Le drame avait secoué la région du Centre en juillet dernier. Talya, âgée de huit ans, avait succombé à ses blessures après avoir été attaquée par un american staff. La maman s’était visiblement absentée quelques instants alors que quatre chiens se trouvaient dans l’habitation, située à Strépy-Bracquegnies. L’un d’eux, particulièrement agressif, avait été abattu sur les lieux.
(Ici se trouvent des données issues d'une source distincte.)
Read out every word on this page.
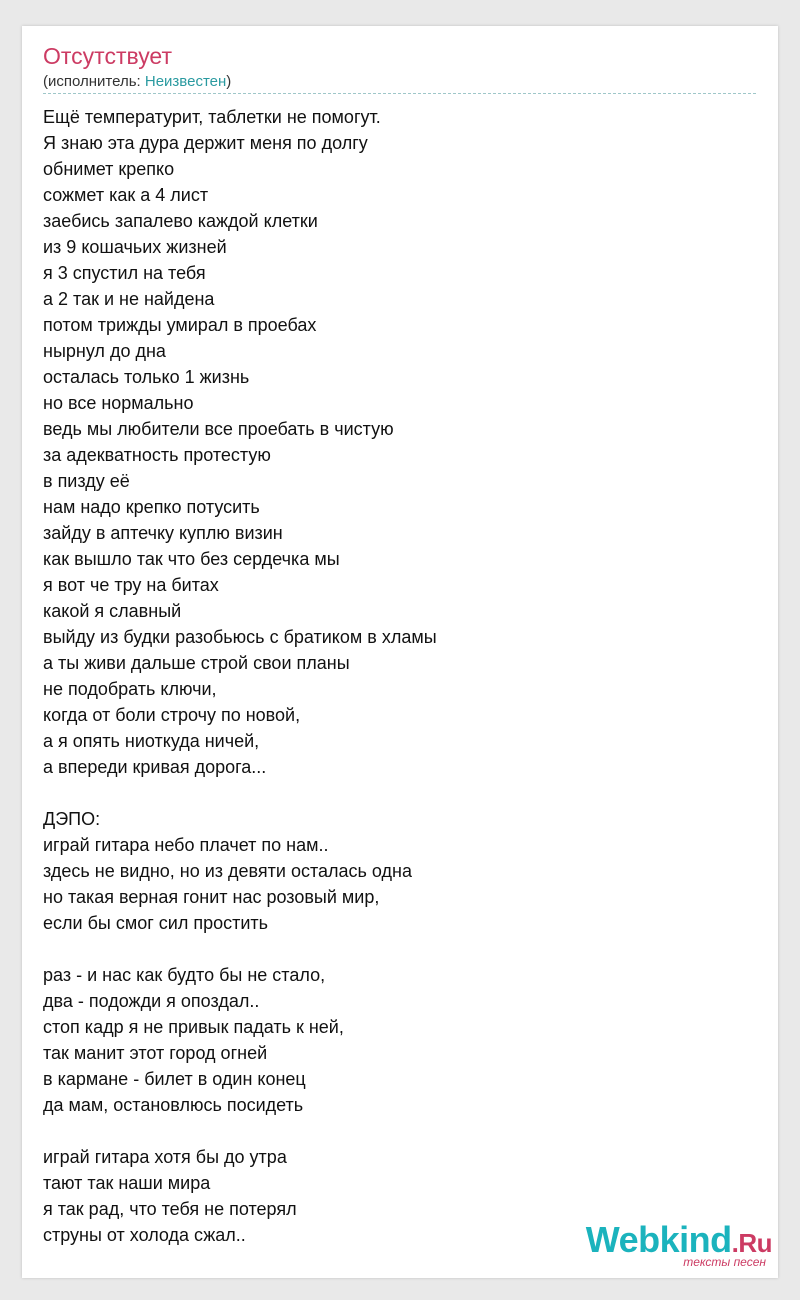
Отсутствует
(исполнитель: Неизвестен)
Ещё температурит, таблетки не помогут.
Я знаю эта дура держит меня по долгу
обнимет крепко
сожмет как а 4 лист
заебись запалево каждой клетки
из 9 кошачьих жизней
я 3 спустил на тебя
а 2 так и не найдена
потом трижды умирал в проебах
нырнул до дна
осталась только 1 жизнь
но все нормально
ведь мы любители все проебать в чистую
за адекватность протестую
в пизду её
нам надо крепко потусить
зайду в аптечку куплю визин
как вышло так что без сердечка мы
я вот че тру на битах
какой я славный
выйду из будки разобьюсь с братиком в хламы
а ты живи дальше строй свои планы
не подобрать ключи,
когда от боли строчу по новой,
а я опять ниоткуда ничей,
а впереди кривая дорога...
ДЭПО:
играй гитара небо плачет по нам..
здесь не видно, но из девяти осталась одна
но такая верная гонит нас розовый мир,
если бы смог сил простить
раз - и нас как будто бы не стало,
два - подожди я опоздал..
стоп кадр я не привык падать к ней,
так манит этот город огней
в кармане - билет в один конец
да мам, остановлюсь посидеть
играй гитара хотя бы до утра
тают так наши мира
я так рад, что тебя не потерял
струны от холода сжал..	Webkind.Ru
тексты песен
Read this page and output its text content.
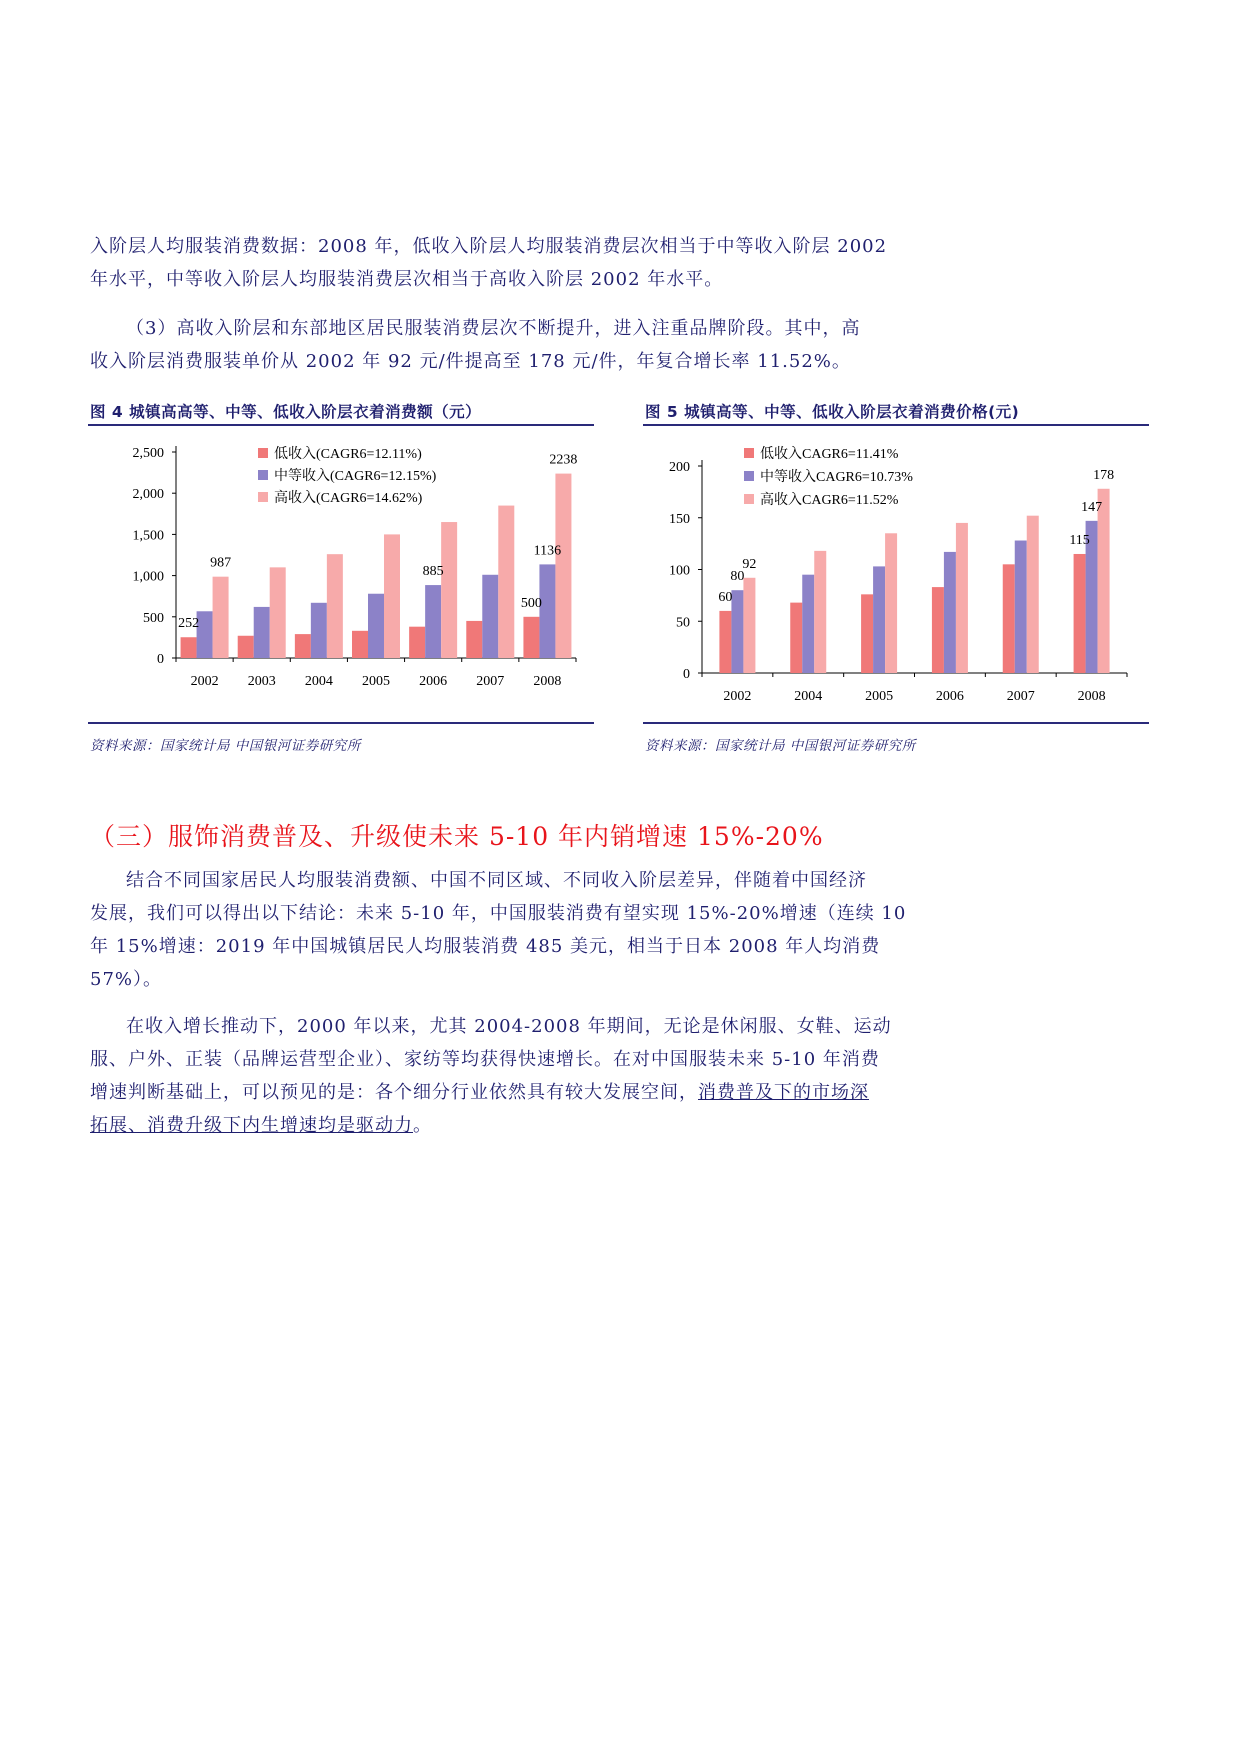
入阶层人均服装消费数据：2008 年，低收入阶层人均服装消费层次相当于中等收入阶层 2002
年水平，中等收入阶层人均服装消费层次相当于高收入阶层 2002 年水平。
（3）高收入阶层和东部地区居民服装消费层次不断提升，进入注重品牌阶段。其中，高
收入阶层消费服装单价从 2002 年 92 元/件提高至 178 元/件，年复合增长率 11.52%。
图 4 城镇高高等、中等、低收入阶层衣着消费额（元）
0
500
1,000
1,500
2,000
2,500
2002 2003 2004 2005 2006 2007 2008
252
987
885
500
1136
2238
低收入(CAGR6=12.11%)
中等收入(CAGR6=12.15%)
高收入(CAGR6=14.62%)
资料来源：国家统计局 中国银河证券研究所
图 5 城镇高等、中等、低收入阶层衣着消费价格(元)
0
50
100
150
200
2002	2004	2005	2006	2007	2008
60
80
92
115
147
178
低收入CAGR6=11.41%
中等收入CAGR6=10.73%
高收入CAGR6=11.52%
资料来源：国家统计局 中国银河证券研究所
（三）服饰消费普及、升级使未来 5-10 年内销增速 15%-20%
结合不同国家居民人均服装消费额、中国不同区域、不同收入阶层差异，伴随着中国经济
发展，我们可以得出以下结论：未来 5-10 年，中国服装消费有望实现 15%-20%增速（连续 10
年 15%增速：2019 年中国城镇居民人均服装消费 485 美元，相当于日本 2008 年人均消费
57%）。
在收入增长推动下，2000 年以来，尤其 2004-2008 年期间，无论是休闲服、女鞋、运动
服、户外、正装（品牌运营型企业）、家纺等均获得快速增长。在对中国服装未来 5-10 年消费
增速判断基础上，可以预见的是：各个细分行业依然具有较大发展空间，消费普及下的市场深
拓展、消费升级下内生增速均是驱动力。
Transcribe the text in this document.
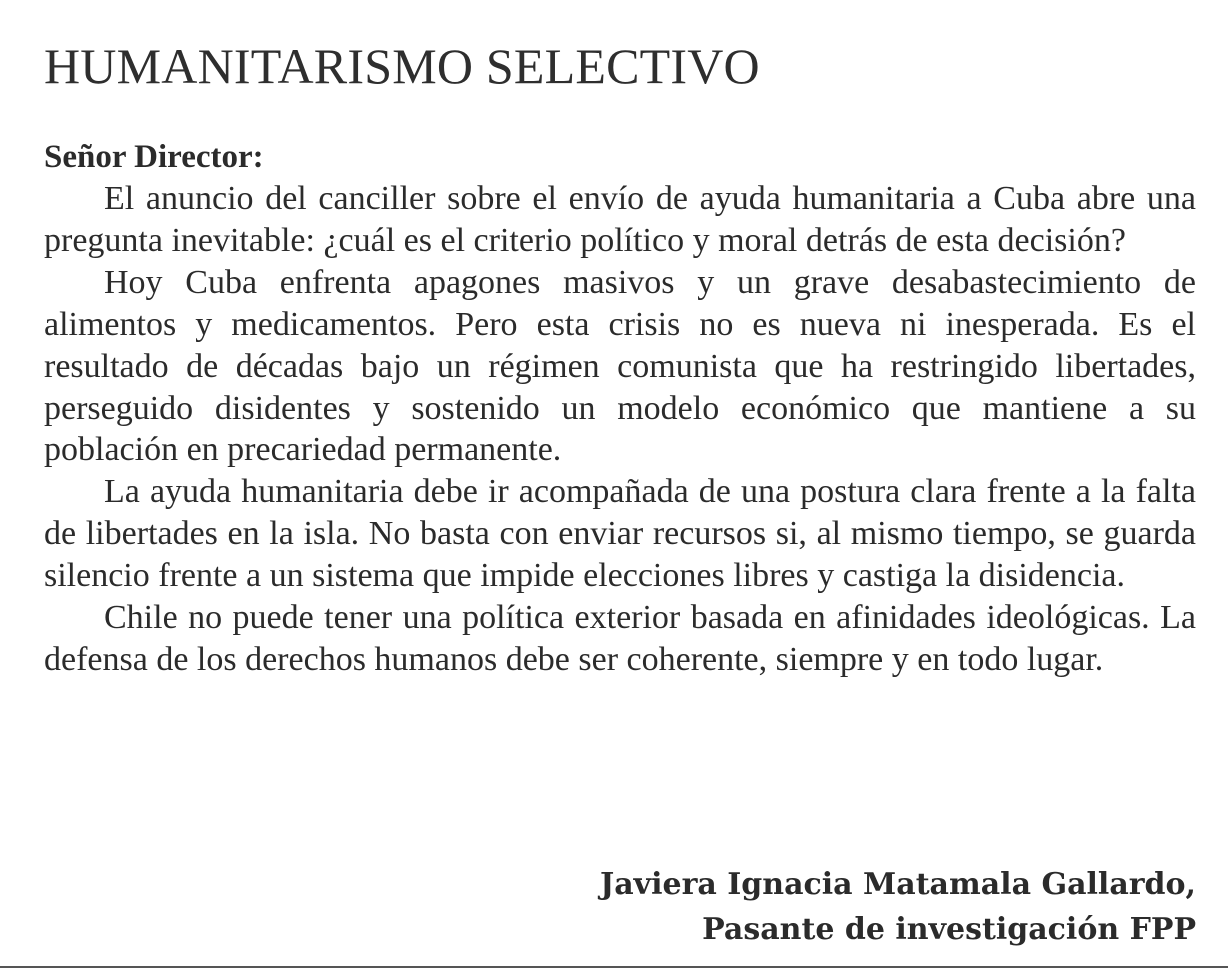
HUMANITARISMO SELECTIVO
Señor Director:

El anuncio del canciller sobre el envío de ayuda humanitaria a Cuba abre una pregunta inevitable: ¿cuál es el criterio político y moral detrás de esta decisión?

Hoy Cuba enfrenta apagones masivos y un grave desabastecimiento de alimentos y medicamentos. Pero esta crisis no es nueva ni inesperada. Es el resultado de décadas bajo un régimen comunista que ha restringido libertades, perseguido disidentes y sostenido un modelo económico que mantiene a su población en precariedad permanente.

La ayuda humanitaria debe ir acompañada de una postura clara frente a la falta de libertades en la isla. No basta con enviar recursos si, al mismo tiempo, se guarda silencio frente a un sistema que impide elecciones libres y castiga la disidencia.

Chile no puede tener una política exterior basada en afinidades ideológicas. La defensa de los derechos humanos debe ser coherente, siempre y en todo lugar.

Javiera Ignacia Matamala Gallardo,
Pasante de investigación FPP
Le second amstaff avait quant à lui été saisi et confié à la SPA de La Louvière.

Six mois plus tard, Aaron s’y trouve toujours. Selon Sudinfo, il est d’ailleurs visible par les potentiels candidats adoptants qui visiteraient le refuge. "C’est effectivement le cas. Nous n’avons pas diffusé sa photo et il n’est pas répertorié sur notre site internet mais il est visible au refuge et si des gens s’y intéressent sérieusement et correspondent au profil, d’éventuelles démarches pourraient être entreprises", explique Gaëtan Sgualdino, président de la SPA.

Les critères sont nombreux. Le candidat adoptant ne devra pas avoir d’enfant ni de projet d’en avoir, devra avoir de l’expérience avec les chiens, devra accepter de suivre des cours et de se soumettre à des contrôles périodiques. "Ce n’est que si ces conditions sont remplies qu’un contact sera pris avec l’avocat et le juge d’instruction. Rien n’est donc fait car l’enquête n’est pas bouclée." Dans un premier temps, l’euthanasie de l’animal avait été réclamée. La SPA, notamment, s’y était opposée.

Aaron a par la suite subi une batterie de tests auprès d’une vétérinaire comportementaliste, chargée d’évaluer son comportement et son éventuel degré d’agressivité. Le rapport est sans équivoque. L’animal, qui reste à considérer comme un chiot compte tenu de son âge, n’a jamais présenté le moindre signe inquiétant, ni depuis sa prise en charge le jour du drame, ni après au refuge. Son implication n’a, à ce stade, pas encore pu être démontrée.

"Le rapport de la comportementaliste a permis d’objectiver certaines choses. Ce que l'on souhaite, c'est qu’Aaron ne passe pas à côté d’une éventuelle opportunité si quelqu’un s’intéresse à lui. Nous demandons de la collaboration et de la confiance de la part des autorités judiciaires dans ce dossier qui, selon nous, se doit d’évoquer la question du bien-être animal. Chaque jour, nous pensons à Talya. Mais nous ne voulons pas que les animaux soient des victimes collatérales du drame alors que ce sont leurs conditions de détention qui étaient problématiques."

La mère de la petite victime réclame de son côté l’euthanasie du chien. Cette dernière n’est, pour l’instant, pas à l’ordre du jour et ne pourrait être pratiquée que par le vétérinaire du refuge.